Stephen Hales

(1677 - 1761)

The Reverend Stephan Hales (1677–1746) was from a distinguished Kentish family. He entered Bene't College (which later became Corpus Christi College) in 1696. As an ordinand he studied theology primarily but was also tutored in classics, mathematics, science and philosophy. He became a fellow of the college in 1703 and, in the same year, befriended William Stuckley who had just arrived as an undergraduate to study medicine. Together they developed an interest in experimental biology and anatomy that remained with Hales throughout his life. In 1709 Hales was appointed Perpetual Curate of the parish of Teddington in Middlesex, a post that he retained until his death 52 years later.
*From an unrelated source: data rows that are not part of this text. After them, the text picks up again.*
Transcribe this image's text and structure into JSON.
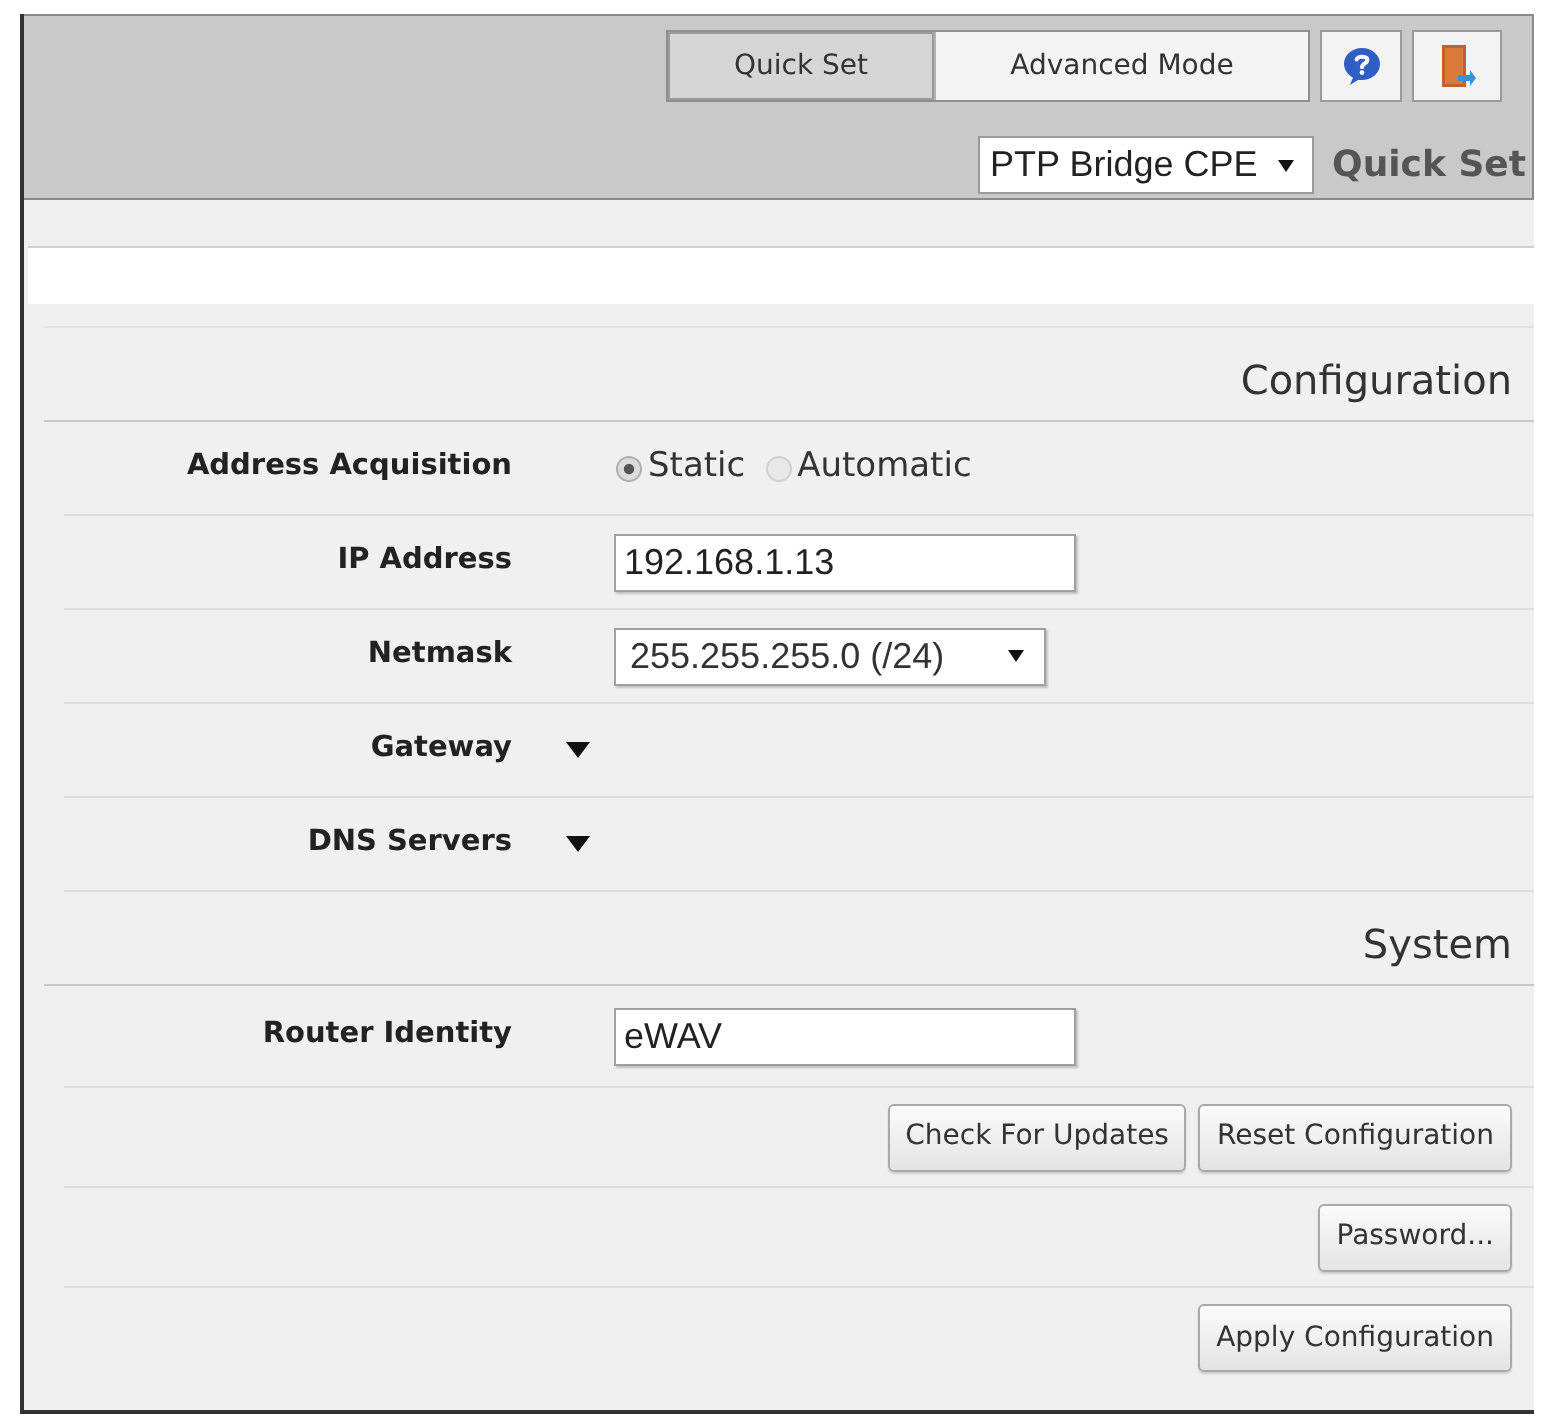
{
  "header": {
    "tabs": [
      {
        "label": "Quick Set",
        "selected": true
      },
      {
        "label": "Advanced Mode",
        "selected": false
      }
    ],
    "mode_select": {
      "value": "PTP Bridge CPE"
    },
    "title": "Quick Set"
  },
  "sections": [
    {
      "heading": "Configuration",
      "rows": [
        {
          "kind": "radio",
          "label": "Address Acquisition",
          "options": [
            {
              "label": "Static",
              "selected": true
            },
            {
              "label": "Automatic",
              "selected": false
            }
          ]
        },
        {
          "kind": "input",
          "label": "IP Address",
          "value": "192.168.1.13"
        },
        {
          "kind": "select",
          "label": "Netmask",
          "value": "255.255.255.0 (/24)"
        },
        {
          "kind": "expander",
          "label": "Gateway",
          "expanded": false
        },
        {
          "kind": "expander",
          "label": "DNS Servers",
          "expanded": false
        }
      ]
    },
    {
      "heading": "System",
      "rows": [
        {
          "kind": "input",
          "label": "Router Identity",
          "value": "eWAV"
        },
        {
          "kind": "buttons",
          "buttons": [
            "Check For Updates",
            "Reset Configuration"
          ]
        },
        {
          "kind": "buttons",
          "buttons": [
            "Password..."
          ]
        },
        {
          "kind": "buttons",
          "buttons": [
            "Apply Configuration"
          ]
        }
      ]
    }
  ]
}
Hales was assiduous in his pastorial duties, expending much of his energy on the relief of paupers in his village. Teddington at the time was a rural village and Hales developed an understanding with his parishoners that they should inform them whenever they were about to put down an animal so that he could use it in his studies. He was a friend of Alexander Pope who lived briefly in Teddington and was appalled by is vivisections. His experiments were frequently a part of the gossip of his neighbours and were referred to in a poem entitled The Boat by the Rev. Thomas Twining:

Green Teddington's serene retreat
For Philosophic studies meet,
Where the good Pastor Stephen Hales
Weighed moisture in a pair of scales,
To lingering death put Mares and Dogs,
And stripped the Skins from living Frogs,
Nature, he loved, her Works intent
To search or sometimes to torment.

Hales' experiments were better received by the Royal Society where he attended his first meeting in 1717. He was elected a Fellow the following year having been proposed by his old friend William Stuckley. In 17330, a collection of his papers were published by the Royal Society entitled Statical Essays: containing Haemastaticks; or An Account of some Hydraulick and Hydrostatical Experiments mad on the Blood and Blood-Vessels of Animals, also An Account of some Experiments on Stones in the Kidneys and Bladder, with an Enquiry into the Natue of those anomalous Concretions. This book appeared twenty-two years after his first experiment measuring blood pressure.

Many of Hales' experiments concerned the cardiovascular system and he was the first person to accurately measure blood pressure in vivo in experiments on horses. In one experiment on a 10-year old mare he measured the venous and arterial pressure (using a goose wind pip as a catheter), cast the left ventricle with beeswax and commented on the effect of the compliance of the arteries on blood flow through the cappilaries.

In Experiment 3, he discusses the velocity at which blood is ejected from the heart of a 10-year-old mare and how it is altered by the elasticity of the arteries:

...the velocity of the blood during each systole will be thrice as much, viz. at the rate of 5204.7 feet, i.e. 0.98 of a mile in an hour or 86.7 feet in a minute [0.44 m/s]. Now this velocity is only the velocity of the blood at its first entering into the aorta, in the time of the systole; in consequence of which the blood in the arteries, being forcibly propelled forward, with an accelerated impetus, thereby dilates the canal of the arteries, which begin again to contract at the instant the systole ceases: by which curious artifice of nature, the blood is carried on in the finer capillaries, with an almost even tenor of velocity, in the same manner as the spouting water of some fire-engines, is contrived to flow with a more even velocity, notwithstanding the alternate systoles and diastoles of the rising and falling embolus or force; and this by the means of a large inverted globe, wherein the compressed air alternately dilating or contracting, in conformity to the workings to and fro of the embolus, and thereby impelling the water more equably than the embolus alone would do, pushes it out in a more nearly equal spout.

As we have seen, the idea of the cushioning effect of arterial compliance did not originate with Hales. Borelli discussed the phenomenon approximately 50 years earlier in his book De Motu Animalium and Hales would certainly have been familiar with Borelli's work. It was, however, the comparison of the effect in arteries to the effect of an air chamber in fire engine pumps that caught the eye of Otto Frank who described it as the Windkessel effect in 1899 ('Windkessel' is German for 'air chamber'). Because of Frank's work, the phenomenon is universally known as the Windkessel effect.